O governo americano acusa o Irã de planejar a construção de armas nucleares, mas Teerã nega tal acusação, dizendo que seu programa será usado somente para a produção de energia.

Vigilância

O diretor da Agência Internacional de Energia Atômica (AIEA), Mohamed El Baradei, confirmou nesta segunda-feira em Viena que o Irã suspendeu o seu programa de enriquecimento de urânio.

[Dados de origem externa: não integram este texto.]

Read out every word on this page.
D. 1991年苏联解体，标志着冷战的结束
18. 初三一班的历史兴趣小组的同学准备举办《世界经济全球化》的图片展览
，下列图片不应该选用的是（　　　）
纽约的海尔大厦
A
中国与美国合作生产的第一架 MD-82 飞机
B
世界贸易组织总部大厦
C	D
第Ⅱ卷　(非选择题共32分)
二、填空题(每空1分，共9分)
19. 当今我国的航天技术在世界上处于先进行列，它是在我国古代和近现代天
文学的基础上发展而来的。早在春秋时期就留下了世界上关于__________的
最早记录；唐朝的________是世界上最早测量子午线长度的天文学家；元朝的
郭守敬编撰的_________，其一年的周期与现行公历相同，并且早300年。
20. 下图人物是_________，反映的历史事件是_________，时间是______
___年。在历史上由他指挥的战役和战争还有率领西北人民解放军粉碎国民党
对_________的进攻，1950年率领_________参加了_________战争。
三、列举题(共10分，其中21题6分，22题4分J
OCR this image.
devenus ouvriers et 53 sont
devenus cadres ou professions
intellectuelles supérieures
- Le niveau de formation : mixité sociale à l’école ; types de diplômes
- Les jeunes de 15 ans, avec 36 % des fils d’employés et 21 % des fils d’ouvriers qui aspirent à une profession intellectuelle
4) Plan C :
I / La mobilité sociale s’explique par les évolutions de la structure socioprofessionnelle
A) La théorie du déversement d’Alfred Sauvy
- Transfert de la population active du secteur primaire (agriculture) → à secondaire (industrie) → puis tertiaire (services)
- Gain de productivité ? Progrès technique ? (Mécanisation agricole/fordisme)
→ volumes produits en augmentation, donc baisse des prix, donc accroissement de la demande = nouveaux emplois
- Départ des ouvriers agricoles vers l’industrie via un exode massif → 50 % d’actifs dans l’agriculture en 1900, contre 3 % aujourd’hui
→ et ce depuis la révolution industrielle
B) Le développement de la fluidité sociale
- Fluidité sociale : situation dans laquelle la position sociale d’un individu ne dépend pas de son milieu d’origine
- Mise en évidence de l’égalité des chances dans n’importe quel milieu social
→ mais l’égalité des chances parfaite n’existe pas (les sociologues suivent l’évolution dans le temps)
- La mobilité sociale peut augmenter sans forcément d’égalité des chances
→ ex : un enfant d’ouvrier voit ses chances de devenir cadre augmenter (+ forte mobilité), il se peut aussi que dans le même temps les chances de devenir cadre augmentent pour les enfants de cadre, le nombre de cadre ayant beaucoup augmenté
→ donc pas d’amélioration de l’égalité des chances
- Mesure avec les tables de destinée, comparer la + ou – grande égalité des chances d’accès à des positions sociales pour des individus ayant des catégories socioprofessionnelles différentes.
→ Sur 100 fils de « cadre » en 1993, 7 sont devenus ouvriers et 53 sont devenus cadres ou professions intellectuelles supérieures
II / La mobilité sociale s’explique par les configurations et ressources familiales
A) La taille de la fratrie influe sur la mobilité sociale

O urânio é um material-chave para a produção de bombas atômicas.

O diretor da agência da ONU disse que 20 centrífugas alvos de disputas entre o Irã e a AIEA, que eram usadas para fabricar material nuclear, estão agora sob vigilância da agência.

Na semana passada, o Irã queria que as centrífugas ficassem de fora do acordo de suspensão.

Baradei disse esperar que o Irã mantenha a suspensão e coopere, "da forma mais transparente possível", com a AIEA.

A decisão do governo iraniano, segundo o diretor da agência, ajuda a aliviar as preocupações da comunidade internacional com o programa nuclear iraniano.

"Quanto maior a cooperação demonstrada por Teerã, mais poderemos garantir à comunidade internacional que o programa nuclear do Irã tem preocupações apenas civis", disse El Baradei.

O porta-voz da delegação iraniana em Viena, Hossein Mousavian, disse esperar que com essa suspensão o Irã seja eliminado da agenda da AIEA, organização que zela pela segurança das usinas nucleares de todo o mundo.

O Irã fez um acordo com a União Européia, há duas semanas, sobre a suspensão de todas as suas atividades de enriquecimento de urânio - em troca de incentivos econômicos, políticos e tecnológicos.